As a journalism student and a greenhorn reporter in Alabama and Northern California, I assumed I would spend the majority of my adult life in a newsroom. I thought that I would take all the late-night lessons from the college newspaper office that inexplicably smelled like old cabbage and apply them to late nights on deadlines in a daily newspaper office that smelled of stale coffee and cynicism.
Indeed, that is exactly what I did for several years, working with a couple of mid-sized newspapers in Northern California, as a reporter and later as a freelancer.
But I left that career behind to become a stay-at-home dad when my first son was born. Now, I am moving into my next career, a priest in the Episcopal church, and am learning that my training as a journalist has taught me one of the most valuable lesson for aspiring clergy.
In journalism, I learned to ask good questions, to not be afraid of questions and, most importantly, to not believe the easy answers. In retrospect, journalism might have been the best possible preparation for the priesthood.
Because at the heart of both journalism and the life of faith lie good questions without simple answers.
As a professional journalist, I learned to treat easy answers with a healthy sense of skepticism, and it has served me well as person of faith and as a minister. Questions are what people come to a minister with, and they are not questions that a verse of Scripture or a few minutes of prayer will answer.

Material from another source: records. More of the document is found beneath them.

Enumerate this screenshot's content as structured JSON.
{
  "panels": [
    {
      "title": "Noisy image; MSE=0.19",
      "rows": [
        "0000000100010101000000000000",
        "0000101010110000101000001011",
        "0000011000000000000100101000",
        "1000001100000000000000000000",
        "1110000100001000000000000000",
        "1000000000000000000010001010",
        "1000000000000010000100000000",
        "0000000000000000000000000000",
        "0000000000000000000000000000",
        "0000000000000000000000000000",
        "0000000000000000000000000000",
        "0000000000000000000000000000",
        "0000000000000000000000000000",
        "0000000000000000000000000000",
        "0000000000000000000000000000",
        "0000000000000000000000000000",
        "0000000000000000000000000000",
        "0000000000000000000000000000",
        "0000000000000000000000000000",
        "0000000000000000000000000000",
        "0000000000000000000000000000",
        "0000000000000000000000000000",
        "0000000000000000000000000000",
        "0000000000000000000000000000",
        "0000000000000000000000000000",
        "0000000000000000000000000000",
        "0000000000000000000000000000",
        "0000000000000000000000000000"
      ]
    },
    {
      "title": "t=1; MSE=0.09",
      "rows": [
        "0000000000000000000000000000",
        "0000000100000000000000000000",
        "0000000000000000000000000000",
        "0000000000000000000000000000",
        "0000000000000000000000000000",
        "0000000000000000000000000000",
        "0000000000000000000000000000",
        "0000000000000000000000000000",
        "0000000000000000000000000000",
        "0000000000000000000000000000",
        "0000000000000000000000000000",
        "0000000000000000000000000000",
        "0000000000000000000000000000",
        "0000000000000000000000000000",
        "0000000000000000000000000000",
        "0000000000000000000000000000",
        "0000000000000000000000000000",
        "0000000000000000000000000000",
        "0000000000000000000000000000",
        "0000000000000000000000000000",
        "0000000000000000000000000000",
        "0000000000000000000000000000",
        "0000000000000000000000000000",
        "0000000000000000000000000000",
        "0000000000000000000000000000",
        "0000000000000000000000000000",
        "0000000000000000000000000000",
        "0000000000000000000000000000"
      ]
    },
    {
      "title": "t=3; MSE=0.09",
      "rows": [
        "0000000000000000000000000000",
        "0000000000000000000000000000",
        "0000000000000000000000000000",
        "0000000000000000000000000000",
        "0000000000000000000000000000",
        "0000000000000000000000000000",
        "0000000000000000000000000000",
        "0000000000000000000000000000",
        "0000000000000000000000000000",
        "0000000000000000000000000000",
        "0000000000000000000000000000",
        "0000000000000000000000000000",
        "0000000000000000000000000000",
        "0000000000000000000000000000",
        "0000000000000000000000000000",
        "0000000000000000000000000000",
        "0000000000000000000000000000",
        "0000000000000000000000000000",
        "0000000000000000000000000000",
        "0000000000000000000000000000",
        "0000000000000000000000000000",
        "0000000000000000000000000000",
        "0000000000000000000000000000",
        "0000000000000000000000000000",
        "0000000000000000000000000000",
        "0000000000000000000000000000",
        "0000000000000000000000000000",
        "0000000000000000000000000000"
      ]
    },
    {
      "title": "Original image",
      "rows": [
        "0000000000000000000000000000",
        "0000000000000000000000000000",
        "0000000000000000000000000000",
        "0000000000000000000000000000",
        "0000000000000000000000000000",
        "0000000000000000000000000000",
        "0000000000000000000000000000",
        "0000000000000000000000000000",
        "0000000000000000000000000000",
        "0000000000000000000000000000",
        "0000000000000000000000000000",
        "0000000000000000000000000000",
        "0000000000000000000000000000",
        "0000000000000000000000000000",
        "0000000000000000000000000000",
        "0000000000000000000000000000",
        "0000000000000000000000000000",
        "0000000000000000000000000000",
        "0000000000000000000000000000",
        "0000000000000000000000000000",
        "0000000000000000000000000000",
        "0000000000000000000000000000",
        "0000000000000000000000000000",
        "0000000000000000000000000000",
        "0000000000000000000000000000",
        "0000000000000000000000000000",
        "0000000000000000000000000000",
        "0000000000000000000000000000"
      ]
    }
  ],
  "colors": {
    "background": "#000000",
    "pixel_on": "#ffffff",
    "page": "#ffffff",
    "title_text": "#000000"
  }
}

In fact, I don’t think most people want their questions answered. They want them asked.
In many ways, though I asked my share of questions as a journalist, I also listened to just as many questions from people in their own times of darkness; whether it was the questions that followed a traumatic loss or a life-changing event, a major part of my time as a journalist was spent as a witness to confusion, doubt, questions and darkness.As a priest in formation, my call is much the same. Except, instead of simply being a witness, I get to be a fellow sojourner into the valley that shadows death. I get to walk with people through darkness, sometimes as a light, sometimes simply as a presence, but rarely, if ever, as one who has the answers.
Instead, I walk as one who shares the burden of questions without answers.
Perhaps it is my training as a journalist or simply my experience as a person of faith, but answers make me uneasy.
Whether we are listening to a politician, a preacher or even a biblical text offer us easy answers to the complex issues of our lives, we all harbor, sometimes secretly, our doubts and questions that we are being given an impartial truth, an outright lie or a pie-in-the-sky fantasy.
But one thing I’ve learned in ministry to youth and in ministry to the sick and dying is that the questions are there, rippling beneath the surface. We all have them, and often, we are afraid of them, of where they might lead, or of what it might mean for the future of our faith lives.
I think we get it wrong, though. When we finally ask our questions, unvarnished, that’s when the work and journey of faith really begin. That’s when it gets interesting, when we give voice to the doubts and questions we suppress.
That’s when we become people of faith.
I’m really not interested in the right answers. The right answers, the Sunday School answers, are the easy ones, usually.
Instead, I’m interested in good questions.
I just pray we have the courage and the faith to ask them.
*For those unfamiliar with the Episcopal church’s ordination process, I will be ordained to the transitional diaconate in June, and will be priested later.